Django settings for Mutual TLS and CSRF

# settings.py
import os

# Enforce HTTPS in production
SECURE_SSL_REDIRECT = True
SESSION_COOKIE_SECURE = True
CSRF_COOKIE_SECURE = True

# Ensure CSRF checks are enabled (default is True for most middleware)
MIDDLEWARE = [
    'django.middleware.security.SecurityMiddleware',
    'django.contrib.sessions.middleware.SessionMiddleware',
    'django.middleware.csrf.CsrfViewMiddleware',
    'django.contrib.auth.middleware.AuthenticationMiddleware',
    'django.contrib.messages.middleware.MessageMiddleware',
]

# Optional: set SameSite policy for CSRF and session cookies
CSRF_COOKIE_SAMESITE = 'Strict'
SESSION_COOKIE_SAMESITE = 'Strict'

Mutual TLS configuration with a reverse proxy

Mutual TLS is typically enforced at the load balancer or reverse proxy (e.g., Nginx). Django receives the authenticated client identity via a trusted header. Validate this header strictly and avoid using it for CSRF decisions unless you also verify the TLS session.

# settings.py
# Trust the proxy header set by the Mutual TLS termination point
CSRF_TRUSTED_ORIGINS = ['https://api.example.com']
SECURE_PROXY_SSL_HEADER = ('HTTP_X_FORWARDED_PROTO', 'https')

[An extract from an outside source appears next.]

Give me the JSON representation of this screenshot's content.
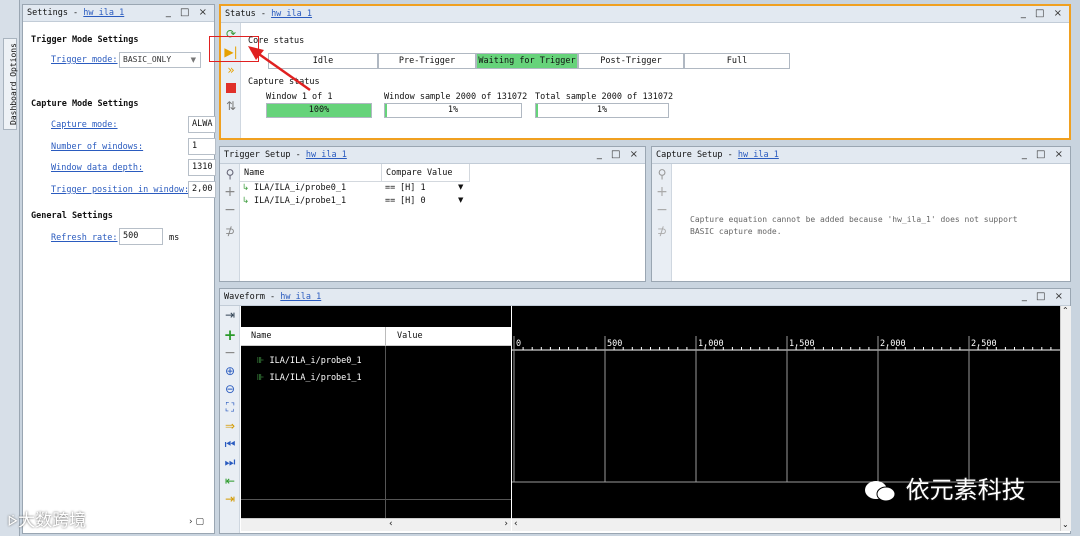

# Example header set by the proxy after successful client cert validation
CLIENT_CERT_HEADER = 'SSL_CLIENT_CERT_SUBJECT'

View-level CSRF exemption with Mutual TLS (use cautiously)

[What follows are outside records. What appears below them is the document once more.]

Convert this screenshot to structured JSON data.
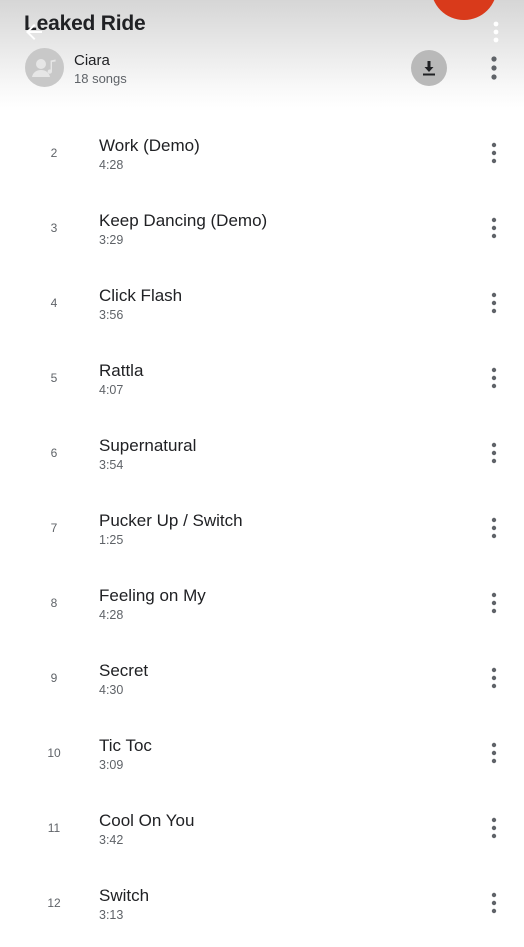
{
  "header": {
    "title": "Leaked Ride",
    "artist": "Ciara",
    "song_count": "18 songs",
    "back_icon": "arrow-back-icon",
    "download_icon": "download-icon",
    "more_icon": "more-vert-icon"
  },
  "colors": {
    "fab": "#d93a1b",
    "text_primary": "#202124",
    "text_secondary": "#5f6368"
  },
  "songs": [
    {
      "number": "2",
      "title": "Work (Demo)",
      "duration": "4:28"
    },
    {
      "number": "3",
      "title": "Keep Dancing (Demo)",
      "duration": "3:29"
    },
    {
      "number": "4",
      "title": "Click Flash",
      "duration": "3:56"
    },
    {
      "number": "5",
      "title": "Rattla",
      "duration": "4:07"
    },
    {
      "number": "6",
      "title": "Supernatural",
      "duration": "3:54"
    },
    {
      "number": "7",
      "title": "Pucker Up / Switch",
      "duration": "1:25"
    },
    {
      "number": "8",
      "title": "Feeling on My",
      "duration": "4:28"
    },
    {
      "number": "9",
      "title": "Secret",
      "duration": "4:30"
    },
    {
      "number": "10",
      "title": "Tic Toc",
      "duration": "3:09"
    },
    {
      "number": "11",
      "title": "Cool On You",
      "duration": "3:42"
    },
    {
      "number": "12",
      "title": "Switch",
      "duration": "3:13"
    }
  ]
}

If you have a dedicated Mutual TLS-authenticated endpoint that does not rely on cookies, you may selectively exempt CSRF. Ensure the view verifies the client certificate and does not accept unsafe methods from untrusted origins.

# views.py
from django.views.decorators.csrf import csrf_exempt
from django.http import JsonResponse

def my_mtls_endpoint(request):
    # Example: inspect the proxy header for client certificate details
    cert_subject = request.META.get('HTTP_SSL_CLIENT_CERT_SUBJECT')
    if not cert_subject:
        return JsonResponse({'error': 'Client certificate required'}, status=403)
    # Perform additional authorization checks here
    return JsonResponse({'status': 'ok'})

# Explicitly exempt only if you have other strong transport identity guarantees
my_mtls_endpoint.csrf_exempt = True

Using custom headers to augment CSRF protection

For APIs, require a custom header (e.g., X-API-Key or X-CSRFToken) alongside CSRF tokens for state-changing requests. This reduces reliance on cookie-based CSRF in hybrid web/Mutual TLS flows.

# views.py
from django.views.decorators.csrf import csrf_exempt
from django.http import JsonResponse

def csrf_protected_post(request):
    if request.method != 'POST':
        return JsonResponse({'error': 'Method not allowed'}, status=405)
    api_key = request.META.get('HTTP_X_API_KEY')
    if api_key != os.getenv('EXPECTED_API_KEY'):
        return JsonResponse({'error': 'Invalid API key'}, status=403)
    # Proceed with CSRF check for cookie-based session if applicable
    # (Django middleware will handle CSRF validation)
    return JsonResponse({'status': 'success'})

Testing CSRF with Mutual TLS locally

Use curl to verify that requests without proper cookies or headers are rejected, even when a client certificate is presented. This ensures your CSRF middleware and Mutual TLS configuration work together.

# Example curl command with client certificate
curl --cert client.crt --key client.key \
  --cacert ca.pem \
  -H "X-Requested-With: XMLHttpRequest" \
  -X POST https://localhost:8000/api/action \
  -d "csrfmiddlewaretoken=$(python -c 'import secrets; print(secrets.token_hex(16))')"

Frequently Asked Questions

Does Mutual TLS replace CSRF tokens in Django?
No. Mutual TLS provides strong transport-layer client authentication but does not prevent browsers from automatically sending cookies that can be exploited in CSRF attacks. You should still use Django’s CSRF middleware and tokens for state-changing requests.
How should Django handle CSRF when using Mutual TLS with APIs?
For Mutual TLS-authenticated API endpoints, require a custom header (e.g., X-API-Key) and validate client certificates at the proxy. Apply Django’s CSRF middleware only where cookie-based sessions are used; consider csrf_exempt only when you have other strong identity guarantees and validate all inputs rigorously.